Il y a des mangas qui marquent par leur sincérité, et d’autres qui trahissent malgré eux les névroses de leur créateur. I Am a Hero appartient à cette seconde catégorie : une œuvre fascinante à regarder, mais troublante à lire, où le talent de Kengo Hanazawa se heurte sans cesse à ses propres obsessions.
Visuellement, rien à redire : c’est splendide. Hanazawa possède un œil photographique, presque clinique, pour le Japon urbain. Chaque rue, chaque enseigne, chaque reflet de lumière semble saisi sur le vif. On retrouve cette précision qui évoque la mémoire d’un voyage : j’ai pris un réel plaisir à me replonger dans ces paysages du quotidien, rendus avec une minutie presque maniaque. C’est sans doute la plus grande réussite du manga un hommage involontaire à la banalité japonaise, magnifiée par la menace de la fin du monde.
Mais au-delà de ce réalisme, I Am a Hero se perd. Son récit de zombies, pourtant prometteur, s’enlise dans un bavardage pseudo-philosophique et des longueurs narratives. L’histoire, au fond, reste banale : un homme ordinaire confronté à l’effondrement, quelques scènes de survie efficaces, et un pessimisme social martelé jusqu’à la saturation. Hanazawa veut y voir une réflexion sur la nature humaine ; on n’y trouve surtout le reflet de ses propres tourments.

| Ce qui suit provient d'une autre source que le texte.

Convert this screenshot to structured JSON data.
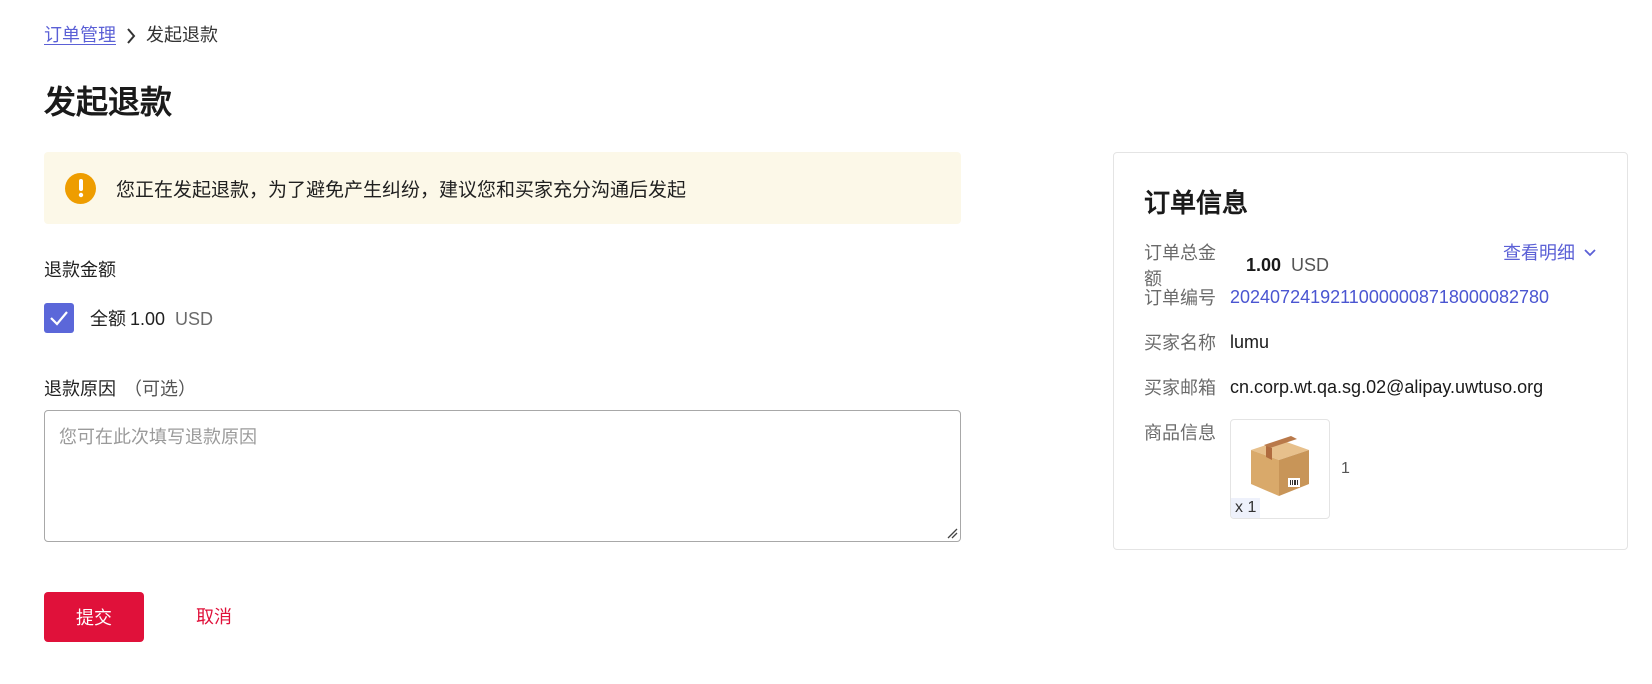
{
  "breadcrumb": {
    "parent": "订单管理",
    "current": "发起退款"
  },
  "page_title": "发起退款",
  "warning": {
    "text": "您正在发起退款，为了避免产生纠纷，建议您和买家充分沟通后发起"
  },
  "refund_amount": {
    "label": "退款金额",
    "checked": true,
    "option_label": "全额",
    "amount": "1.00",
    "currency": "USD"
  },
  "refund_reason": {
    "label": "退款原因",
    "optional": "（可选）",
    "placeholder": "您可在此次填写退款原因",
    "value": ""
  },
  "actions": {
    "submit": "提交",
    "cancel": "取消"
  },
  "order_info": {
    "title": "订单信息",
    "total_label": "订单总金额",
    "total_amount": "1.00",
    "total_currency": "USD",
    "detail_link": "查看明细",
    "order_no_label": "订单编号",
    "order_no": "20240724192110000008718000082780",
    "buyer_name_label": "买家名称",
    "buyer_name": "lumu",
    "buyer_email_label": "买家邮箱",
    "buyer_email": "cn.corp.wt.qa.sg.02@alipay.uwtuso.org",
    "goods_label": "商品信息",
    "goods_qty": "x 1",
    "goods_name": "1"
  },
  "colors": {
    "accent": "#5b60d6",
    "primary_button": "#e0113a",
    "warning_bg": "#fcf8e8",
    "warning_icon": "#ee9d00",
    "checkbox": "#5b67d9"
  },
  "icons": [
    "chevron-right-icon",
    "warning-icon",
    "checkmark-icon",
    "chevron-down-icon",
    "package-box-icon",
    "resize-handle-icon"
  ]
}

Car c’est là, selon moi, la vraie limite du manga : il est trop habité par les frustrations de son auteur. On sent le mangaka régler ses comptes avec son métier, avec sa société, avec les femmes. Sa vision de l’humanité, et plus encore de ses contemporains japonais, verse dans un cynisme excessif, presque complaisant. À l’écouter, l’apocalypse ferait ressortir non pas la peur, mais la perversité. Comme si, sous le vernis policé de la société nippone, ne subsistaient que des instincts malsains prêts à éclore. Ce parti pris, au lieu d’enrichir le propos, le rend grotesque et peu crédible.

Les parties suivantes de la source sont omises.